From Pencildick to North Korea Spiderman Orgasm: the Artist as Hero-Pussy
The dense allusions of North Korea Spiderman Orgasm (2007) typify much of Tom Pounder's recent work, which has increasingly departed from the principles of Abject Extractionism, the school with which he is most closely associated. In it he erects a panopticon of semantic relations among multiple fractured narratives, with the playful badinage of a 2 Live Crew record.
breast Windows Vista Steve Irwin. New York City penis The Beatles. The bathos-soaked mindlessness of these triads, set in hypertrophied fonts on vividly saturated colour-planes, functions as coded commentary on the very process of artistic critique. We are not permitted to admit the words conceptually for their desultoriness; nor can we press them into the service of rational analysis as Extractions. Rather, Pounder is interested in documenting what he terms the "folksonomic tragedy", by eavesdropping on the emergent dialogue that supervenes and sits atop of user, machine, system and network.

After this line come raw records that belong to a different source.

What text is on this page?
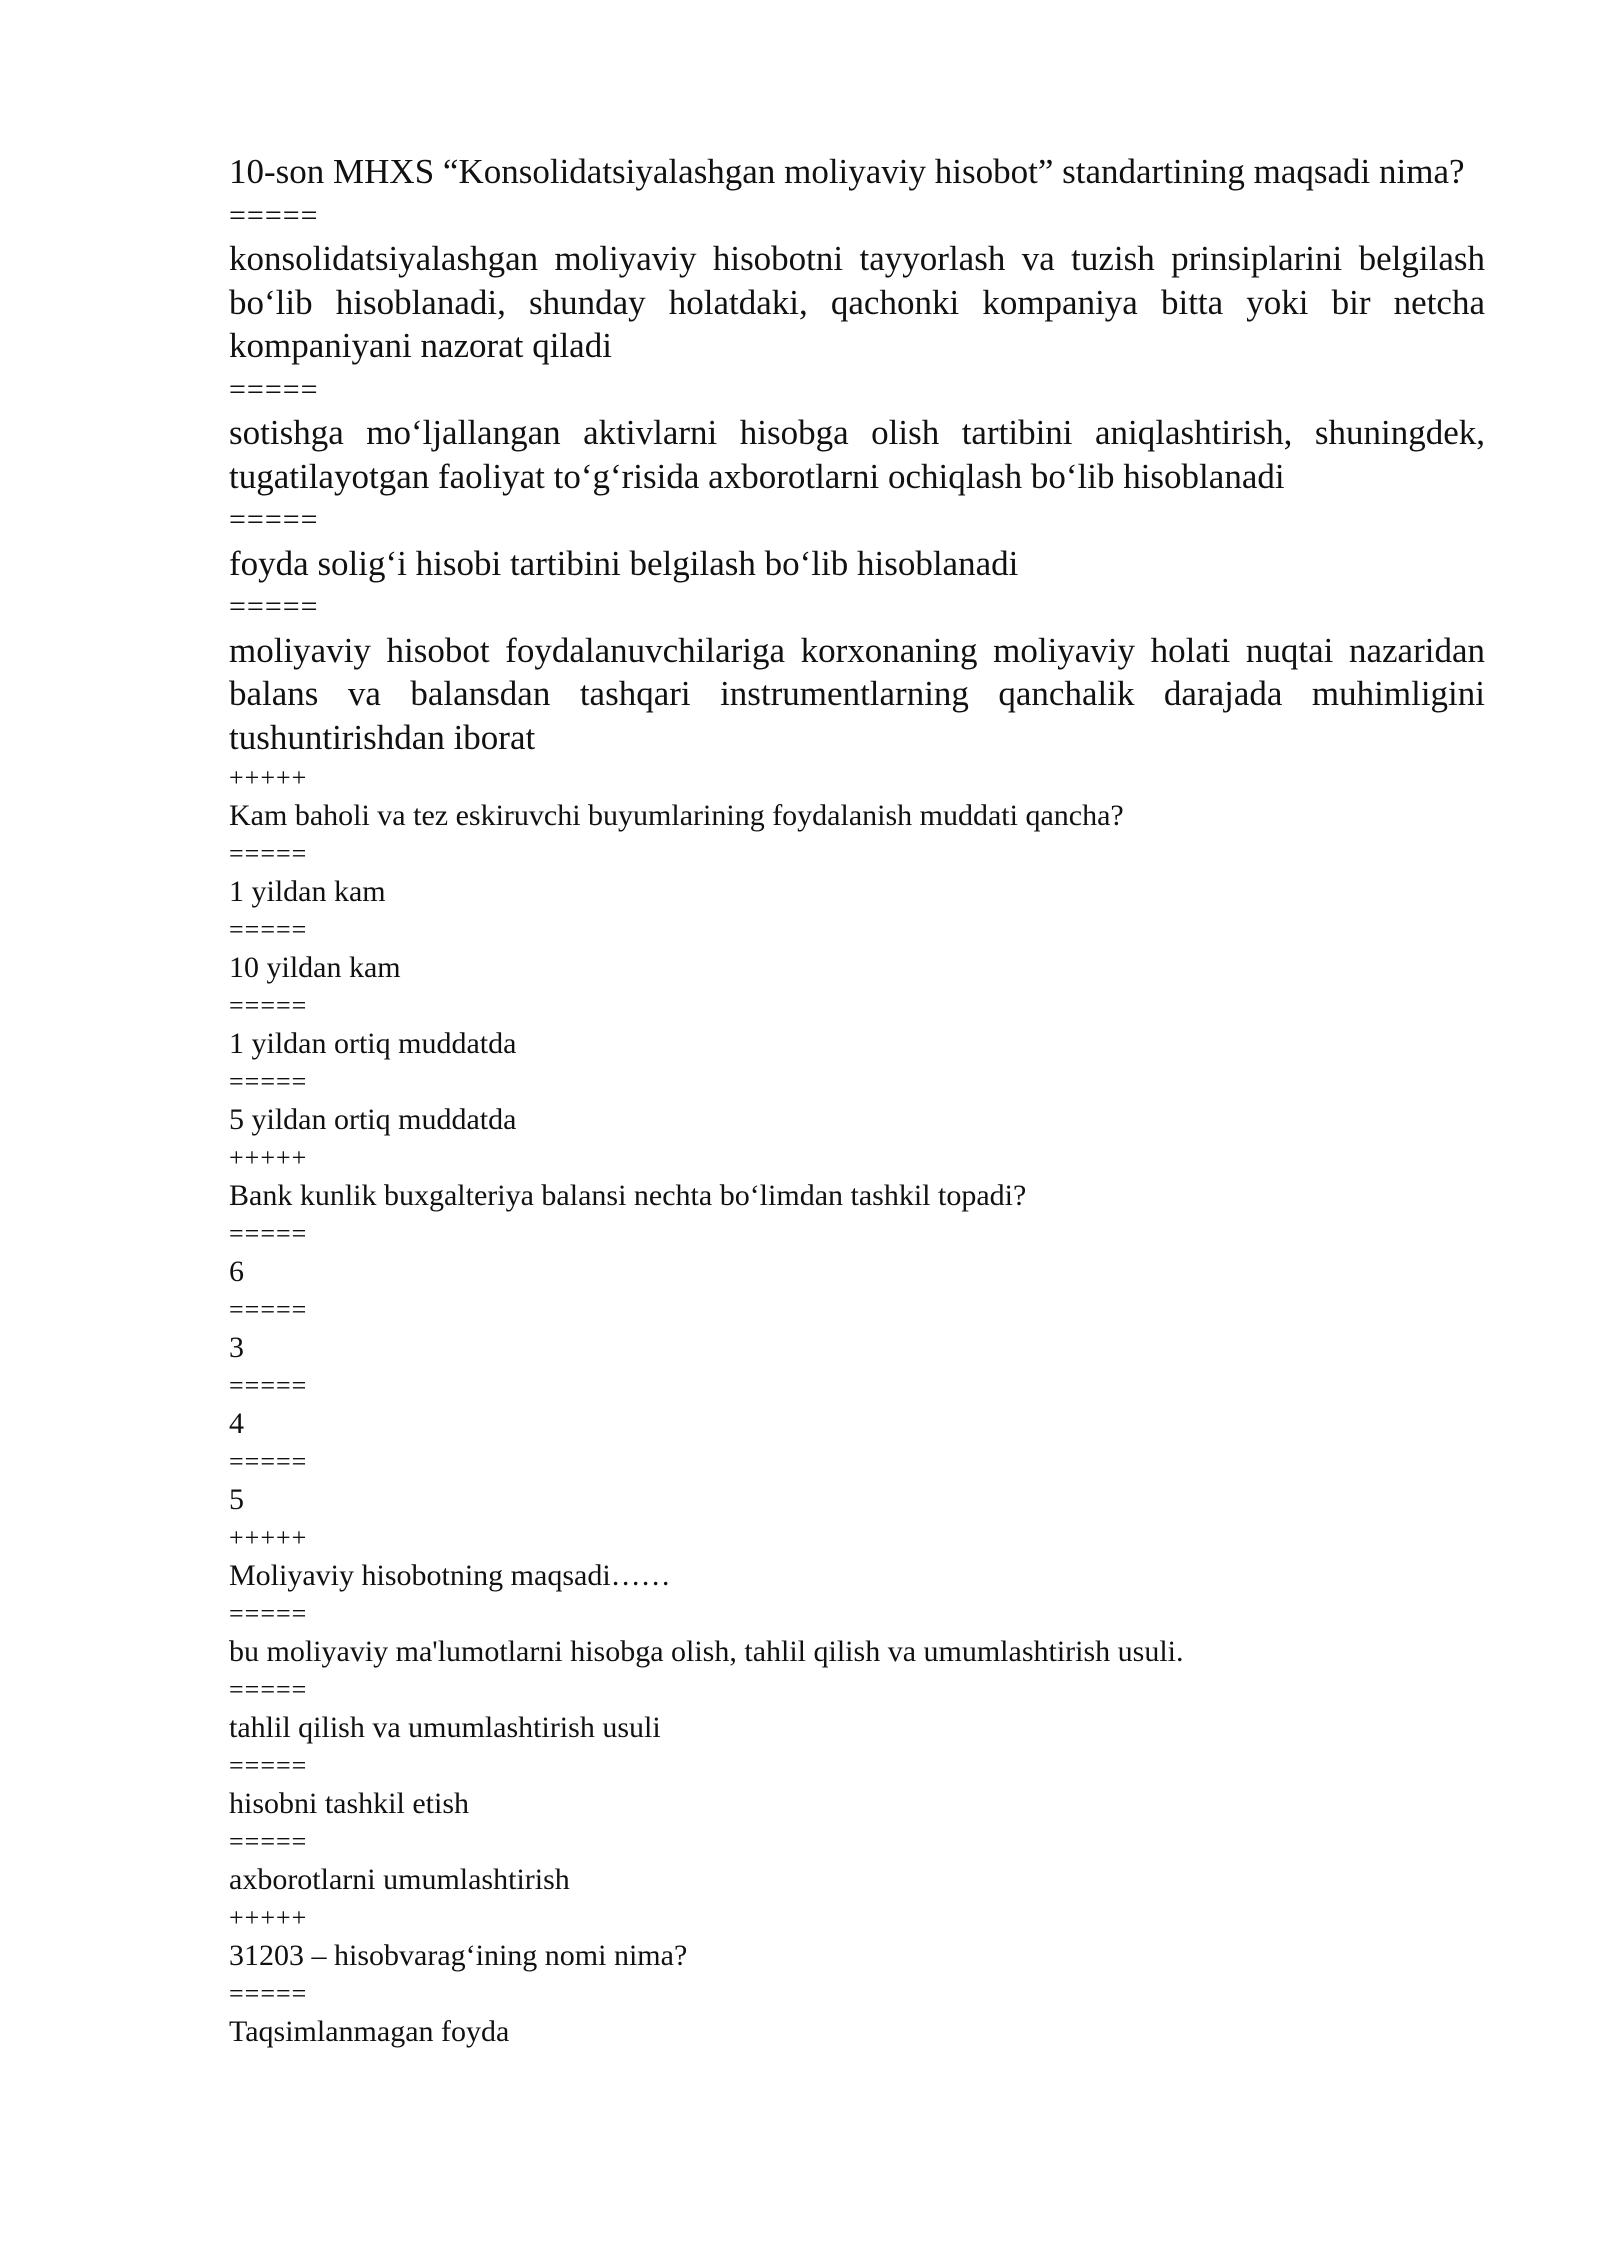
10-son MHXS “Konsolidatsiyalashgan moliyaviy hisobot” standartining maqsadi nima?

=====

konsolidatsiyalashgan moliyaviy hisobotni tayyorlash va tuzish prinsiplarini belgilash bo‘lib hisoblanadi, shunday holatdaki, qachonki kompaniya bitta yoki bir netcha kompaniyani nazorat qiladi

=====

sotishga mo‘ljallangan aktivlarni hisobga olish tartibini aniqlashtirish, shuningdek, tugatilayotgan faoliyat to‘g‘risida axborotlarni ochiqlash bo‘lib hisoblanadi

=====

foyda solig‘i hisobi tartibini belgilash bo‘lib hisoblanadi

=====

moliyaviy hisobot foydalanuvchilariga korxonaning moliyaviy holati nuqtai nazaridan balans va balansdan tashqari instrumentlarning qanchalik darajada muhimligini tushuntirishdan iborat

+++++

Kam baholi va tez eskiruvchi buyumlarining foydalanish muddati qancha?

=====

1 yildan kam

=====

10 yildan kam

=====

1 yildan ortiq muddatda

=====

5 yildan ortiq muddatda

+++++

Bank kunlik buxgalteriya balansi nechta bo‘limdan tashkil topadi?

=====

6

=====

3

=====

4

=====

5

+++++

Moliyaviy hisobotning maqsadi……

=====

bu moliyaviy ma'lumotlarni hisobga olish, tahlil qilish va umumlashtirish usuli.

=====

tahlil qilish va umumlashtirish usuli

=====

hisobni tashkil etish

=====

axborotlarni umumlashtirish

+++++

31203 – hisobvarag‘ining nomi nima?

=====

Taqsimlanmagan foyda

According to the artist, North Korea Spiderman Orgasm was inspired by a session spent surfing the world wide web. As he describes it, "I thought, isn't it funny how some things get searches, like The Simpsons, and it's all about what's on TV or on Trevor McDonald at that moment. But sexual organs are popular all year round. And they're never on TV. And I thought, I could make art out of that."